One of my admissions coaching clients has been struggling lately. She has consistently missed the deadlines I set for her, put off taking the tests I ask her to take, and just seems a little scrambled all-around. During our most recent session, she said:
“I’ve been thinking to myself ‘I really lack focus. I just need to focus. And then a voice said to me ‘You are focused. What you lack is discipline.’”
This statement resonated with both of us. My client certainly is focused. She knows that she wants to go to a top business school and be an entrepreneur in the fashion space. She knows that she wants to go to school now. Despite all her focus, my client lacked the other half needed to make her application process flow—and that is discipline.
Then I started to think about my own life. I am certainly a focused person. Anyone who knows me knows that I want to 1) Be a famous writer, and 2) Be a major TV personality. My career goals are focused and they are clear—to me and everyone who knows me. However, my daily actions are not disciplined.
I’m focused on finding my life partner. Everyone who knows me know that is important to me. But I often lack the discipline to be the best partner I know I can be. I say things I know I shouldn’t say, do things I know I shouldn’t do—all because I often put immediate gratification above the delayed (and bigger) rewards that come with discipline.

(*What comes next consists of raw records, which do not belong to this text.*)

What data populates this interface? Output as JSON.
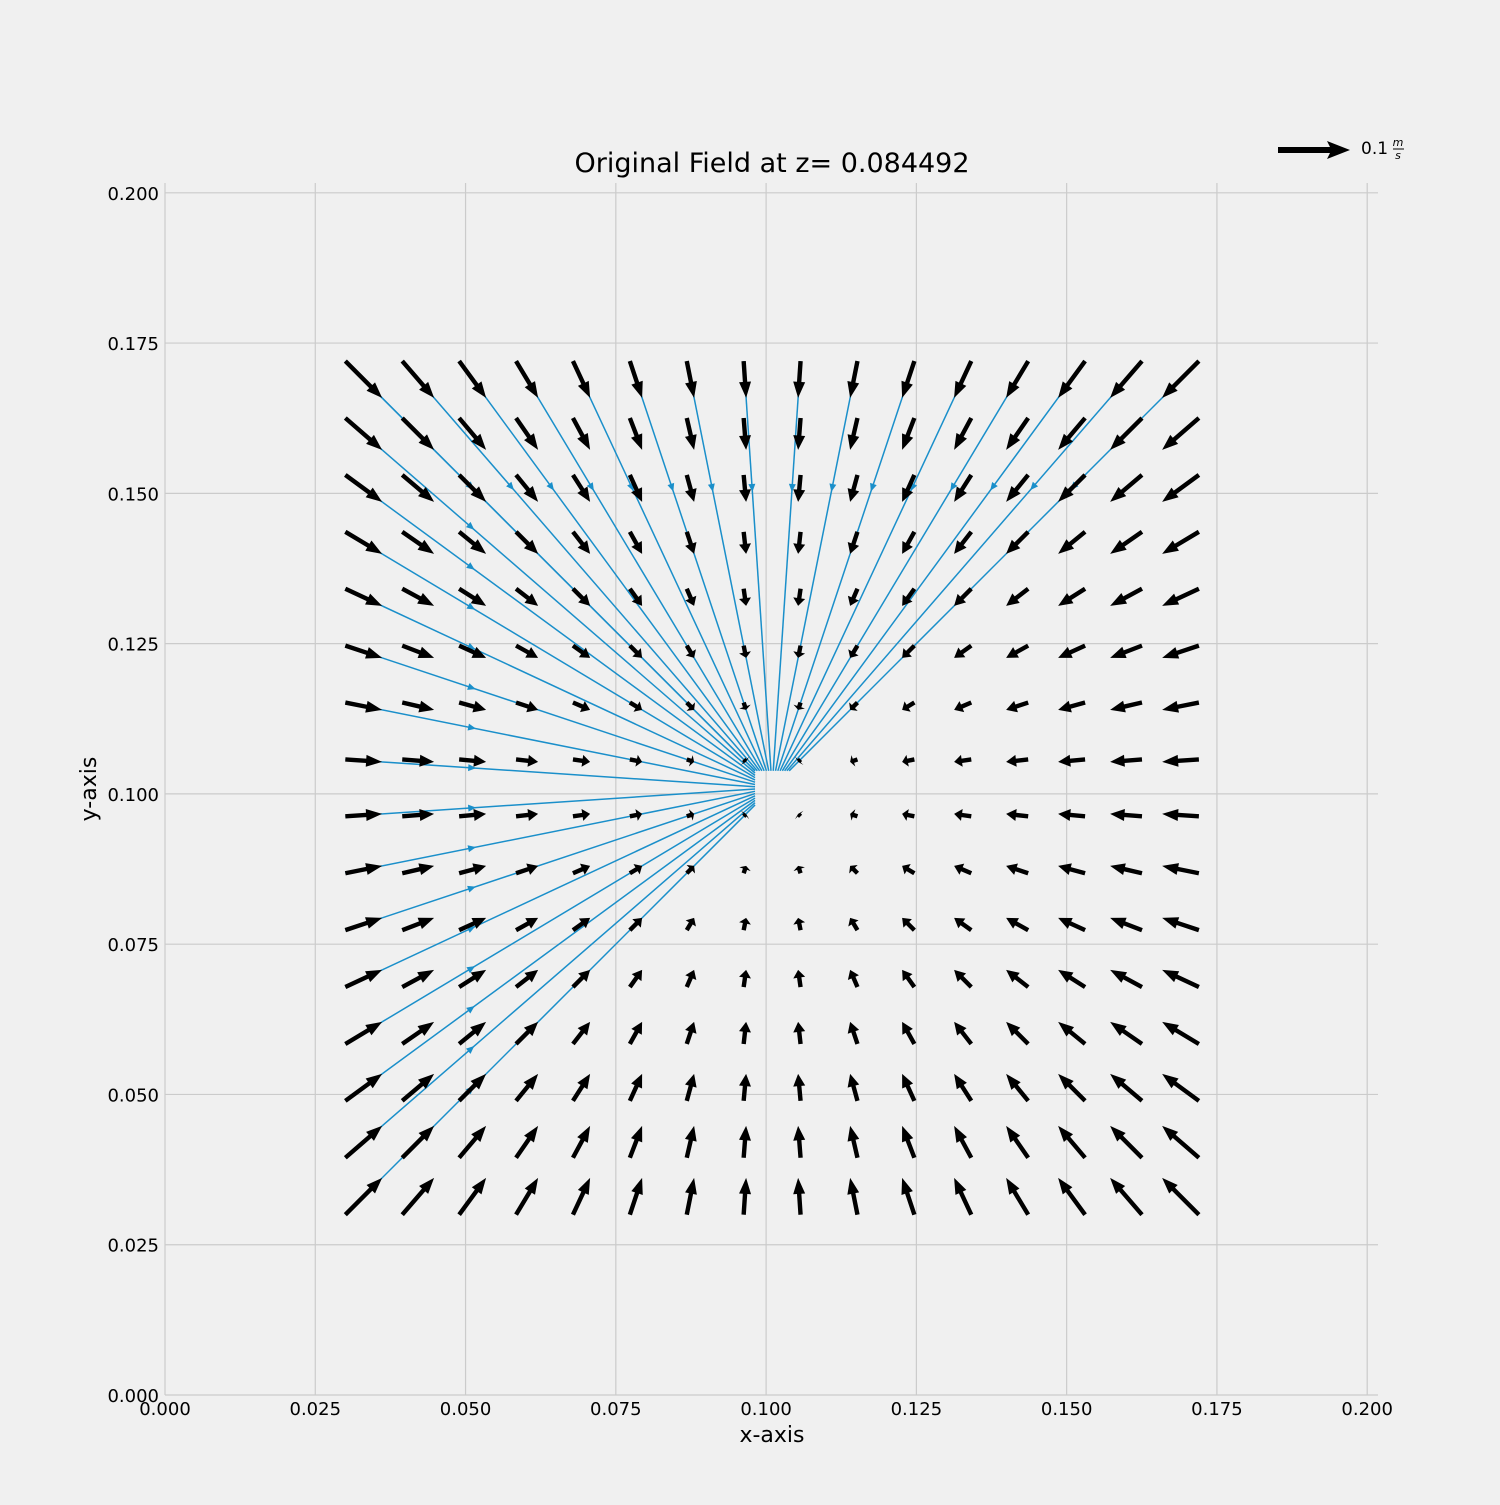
{
  "chart_data": {
    "type": "quiver",
    "title": "Original Field at z= 0.084492",
    "xlabel": "x-axis",
    "ylabel": "y-axis",
    "xlim": [
      0.0,
      0.202
    ],
    "ylim": [
      0.0,
      0.202
    ],
    "xticks": [
      "0.000",
      "0.025",
      "0.050",
      "0.075",
      "0.100",
      "0.125",
      "0.150",
      "0.175",
      "0.200"
    ],
    "yticks": [
      "0.000",
      "0.025",
      "0.050",
      "0.075",
      "0.100",
      "0.125",
      "0.150",
      "0.175",
      "0.200"
    ],
    "grid": true,
    "quiver_key": {
      "value": "0.1",
      "unit_num": "m",
      "unit_den": "s",
      "position": "top-right"
    },
    "field": {
      "description_center": [
        0.101,
        0.101
      ],
      "grid_x_range": [
        0.03,
        0.172
      ],
      "grid_y_range": [
        0.03,
        0.172
      ],
      "grid_n": 16,
      "arrow_color": "#000000",
      "streamline_color": "#1a8fca",
      "max_speed": 0.1
    }
  }
}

Discipline is pursuing your craft like it is a professional job. Discipline is doing one thing at a time and not trying to multi-task. Discipline is not letting spontaneous plans and ideas derail you from your work.
Though I’ve been very focused in my pursuit of my dreams, I have not been very disciplined. Discipline in terms of my TV and Writing dreams looks like:
- Writing every single day no matter what.
- Writing at a real desk sitting in a chair and wearing real clothes (not writing in bed on a lapdesk in yoga pants like I am now)
- Turning off the internet while I’m writing so I can focus
- Knowing what my one priority for the day regarding writing/TV and get that done first.
- Having a clear map of what I will be doing this week, this month, this season, and this year (whereas I randomly wake up everyday and figure out what I’ll do)
- Keeping track of writing and TV opportunities and applying to them with my best effort (rather than just waiting for people to send me stuff)
In terms of my romantic relationship, exercising more discipline would look like:
- Not keeping my (very busy) boyfriend on the phone for hours
- Not complaining about something I know isn’t that important
- Not insisting on being right if the likelihood of my being right is just as much as him being right
- Thinking twice before making repeated back-to-back requests for him to travel, attend expensive events, etc.
- Not talking to him when I’m exhausted—and focusing on me instead!
- Not being overly nosy about stuff that isn’t that important (e.g. “Where are you driving from?” when I hear him driving while we’re on the phone)
Like the Zen Buddhists, I believe there is great freedom in discipline. I’m ready to feel more free—and less bound by the pull and tug of my whims.
Girls: What are some ways that you have been exercising a lack of discipline in your life—and what are you going to do about it?